From then on, years of consistent adjustments and exercise brought me both expected gains in strength and unexpected consequences of weakness.

The importance of standing upright for strength, circulation, and bone density had been brought to my attention. Before my SI injury, this was never a topic of discussion.

In 2022, I began using a standing frame, along  with zero-gravity robotics twice a week for about an hour. I felt stronger and taller than ever before. Unfortunately, the physical therapy clinic closed after the medical director passed away in early 2023. That sudden loss paused my progress and standing therapy indefinitel

But ten years of chiropractic adjustments, exercise and movement, my nervous system became increasingly sensitive and slower to recover. The activity appeared to aggravate fascia and scar tissue around my old hip injury, which then seemed to “explode” throughout my body. This same fascia had I received therapy earlier might have been contained.

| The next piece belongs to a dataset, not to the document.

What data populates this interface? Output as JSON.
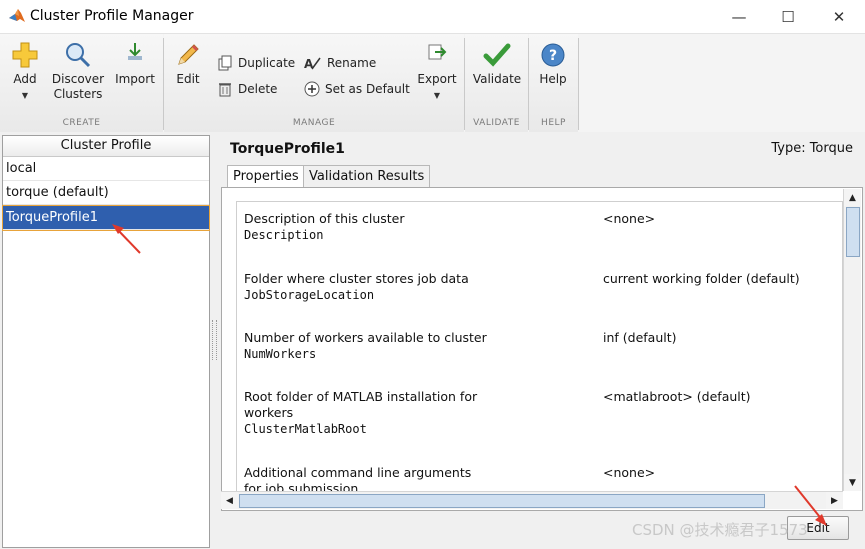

Fascia has also caused havoc with my core and pelvis, especially the pelvic floor. Two areas of my body that have always felt fit and strong. A sturdy center; no longer the foundation for my compromised  limbs.

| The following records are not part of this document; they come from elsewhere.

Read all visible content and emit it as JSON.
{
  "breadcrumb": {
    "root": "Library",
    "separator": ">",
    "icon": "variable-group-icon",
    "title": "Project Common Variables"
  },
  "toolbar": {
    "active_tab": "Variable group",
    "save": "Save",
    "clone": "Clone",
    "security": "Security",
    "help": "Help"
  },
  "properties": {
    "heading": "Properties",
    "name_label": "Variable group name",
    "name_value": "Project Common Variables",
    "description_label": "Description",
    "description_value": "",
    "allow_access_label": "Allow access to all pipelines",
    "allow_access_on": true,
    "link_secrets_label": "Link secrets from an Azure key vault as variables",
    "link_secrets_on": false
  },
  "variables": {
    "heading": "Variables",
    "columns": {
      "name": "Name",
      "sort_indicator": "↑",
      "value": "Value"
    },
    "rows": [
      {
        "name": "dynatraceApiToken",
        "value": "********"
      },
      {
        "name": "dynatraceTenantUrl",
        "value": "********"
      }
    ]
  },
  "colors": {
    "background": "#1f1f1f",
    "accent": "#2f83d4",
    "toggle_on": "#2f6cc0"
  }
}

What is fascia, you ask? It’s that yellow, sticky layer that holds your skin to your muscles, like the gooey stuff you see when pulling back the skin on raw chicken. For me, this web of stickiness has turned into a full-body tug-of-war. I experience constant pulling, yanking, and twisting from head to toe, while also muffling my voice box and occasionally veiling my vision. Though I sleep well at night, I rarely wake up refreshed. The relaxation of my muscles causes my body to literally fall apart while sleeping. Dread often greets my slumber routine, foreshadowing the break of dawn and what’s to come. Every morning, my body wakes up to a new, abnormally unaligned position and I get to spend 2 to 4 hours figuring out how to get this body back together so I can get out of bed and function for the day.

Every day is different. A new adventure. My fascia hás also been known to pull on discs, playing them like bubbly, piano keys from my torso to my toes. Other times I feel like Gumby’s long lost sister. Here, the fascia transforms my muscles into mimicking taffy. Both pliable substances refusing to respect boundaries or joints. More recently, my fascia has been painfully grabbing my sciatic nerve, wrapping it around my right leg, foot and toes, like a vine around a tree in the rainforest . It’s easy to personify this beast. I recently found out that fascia has its own nervous system, and its directly attached to our feelings and emotions. 

It’s frustrating, to say the least.

I’ve lived with physical challenges my entire life. They’ve always been inconvenient, but never enough to stop me. I now pray that my fascia settles, so it can serve its intended purpose to bring balance and harmony to my body. All in strides of faith.